The organization Scholars at Risk (SAR) and the Central European University were recognized for their contributions to global academic freedom, receiving the 2019 Politiken Freedom Prize.
The need for defense of fundamental human rights is courageously defended all over the world. Many selfless organizations act all over the world to ensure these rights, and each year the Danish newspaper Politiken recognizes some of these institutions for their hard work and commitment.
Scholars at Risk’s executive director Robert Quinn accepted the prize for the organization. The organization’s mission is to protect scholars and academic freedom through a well-founded international network of institutions and individuals.
The organization advocates for scholars who are at risk of detention for expressing sentiment which are perceived as dangerous or anti-government. In addition, they assist scholars by providing them with temporary positions at member institutions, in-country services to threatened scholars and families, and referrals for host campuses.
In the instances that scholars are unable to safely return to their home countries, the organization also offers follow-up placements through their network.
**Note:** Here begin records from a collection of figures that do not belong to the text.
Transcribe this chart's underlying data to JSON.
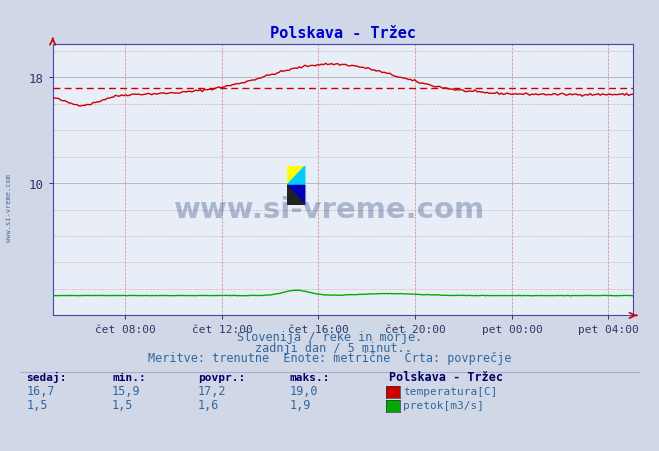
{
  "title": "Polskava - Tržec",
  "title_color": "#0000cc",
  "bg_color": "#d0d8e8",
  "plot_bg_color": "#e8eef8",
  "grid_color_major": "#aaaaaa",
  "x_tick_labels": [
    "čet 08:00",
    "čet 12:00",
    "čet 16:00",
    "čet 20:00",
    "pet 00:00",
    "pet 04:00"
  ],
  "x_tick_positions": [
    0.125,
    0.292,
    0.458,
    0.625,
    0.792,
    0.958
  ],
  "y_ticks": [
    10,
    18
  ],
  "ylim": [
    0,
    20.5
  ],
  "temp_avg": 17.2,
  "temp_min": 15.9,
  "temp_max": 19.0,
  "temp_current": 16.7,
  "flow_avg": 1.6,
  "flow_min": 1.5,
  "flow_max": 1.9,
  "flow_current": 1.5,
  "temp_color": "#cc0000",
  "flow_color": "#00aa00",
  "dashed_color": "#cc0000",
  "watermark_color": "#1a3a6e",
  "footer_line1": "Slovenija / reke in morje.",
  "footer_line2": "zadnji dan / 5 minut.",
  "footer_line3": "Meritve: trenutne  Enote: metrične  Črta: povprečje",
  "legend_title": "Polskava - Tržec",
  "legend_items": [
    "temperatura[C]",
    "pretok[m3/s]"
  ],
  "legend_colors": [
    "#cc0000",
    "#00aa00"
  ],
  "stats_headers": [
    "sedaj:",
    "min.:",
    "povpr.:",
    "maks.:"
  ],
  "stats_temp": [
    "16,7",
    "15,9",
    "17,2",
    "19,0"
  ],
  "stats_flow": [
    "1,5",
    "1,5",
    "1,6",
    "1,9"
  ]
}
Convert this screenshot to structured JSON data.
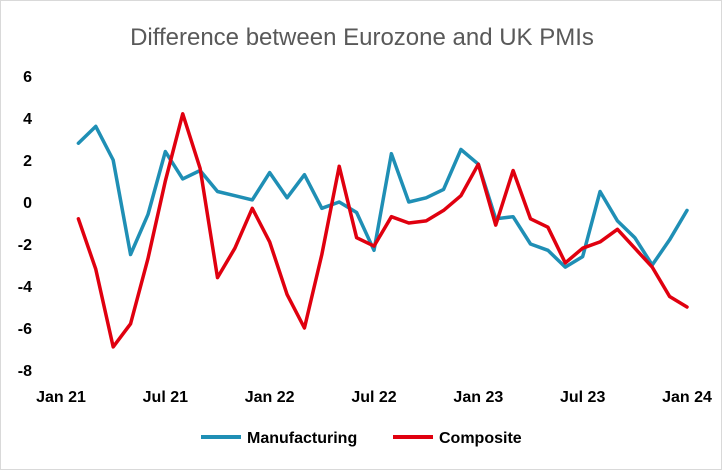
{
  "chart_data": {
    "type": "line",
    "title": "Difference between Eurozone and UK PMIs",
    "xlabel": "",
    "ylabel": "",
    "ylim": [
      -8,
      6
    ],
    "yticks": [
      6,
      4,
      2,
      0,
      -2,
      -4,
      -6,
      -8
    ],
    "x_tick_labels": [
      "Jan 21",
      "Jul 21",
      "Jan 22",
      "Jul 22",
      "Jan 23",
      "Jul 23",
      "Jan 24"
    ],
    "x_tick_months": [
      0,
      6,
      12,
      18,
      24,
      30,
      36
    ],
    "x_range_months": [
      0,
      36
    ],
    "grid": false,
    "legend_position": "bottom",
    "series": [
      {
        "name": "Manufacturing",
        "color": "#1f8fb5",
        "start_month": 1,
        "values": [
          2.8,
          3.6,
          2.0,
          -2.5,
          -0.6,
          2.4,
          1.1,
          1.5,
          0.5,
          0.3,
          0.1,
          1.4,
          0.2,
          1.3,
          -0.3,
          0.0,
          -0.5,
          -2.3,
          2.3,
          0.0,
          0.2,
          0.6,
          2.5,
          1.8,
          -0.8,
          -0.7,
          -2.0,
          -2.3,
          -3.1,
          -2.6,
          0.5,
          -0.9,
          -1.7,
          -3.0,
          -1.8,
          -0.4
        ]
      },
      {
        "name": "Composite",
        "color": "#e0000f",
        "start_month": 1,
        "values": [
          -0.8,
          -3.2,
          -6.9,
          -5.8,
          -2.7,
          1.0,
          4.2,
          1.6,
          -3.6,
          -2.2,
          -0.3,
          -1.9,
          -4.4,
          -6.0,
          -2.5,
          1.7,
          -1.7,
          -2.1,
          -0.7,
          -1.0,
          -0.9,
          -0.4,
          0.3,
          1.8,
          -1.1,
          1.5,
          -0.8,
          -1.2,
          -2.9,
          -2.2,
          -1.9,
          -1.3,
          -2.2,
          -3.1,
          -4.5,
          -5.0
        ]
      }
    ]
  }
}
Additional benefits of the organization include opportunities for staff and students, advanced reporting, advocacy, research and training opportunities.
The Central European University has been clashing with the Hungarian government amidst a crackdown of what man consider a threat to academic freedom. Under Prime Minister Viktor Orban, programs of study that challenged long-held normative beliefs such as gender studies were to be discredited, much to the dismay of the international community including the EU.
Legislation passed by the government purportedly targeted the institution and made operation within Hungarian borders difficult to proceed. While the government and the CEU reached an impasse, the CEU has decided to move their 2019 cohort to Vienna.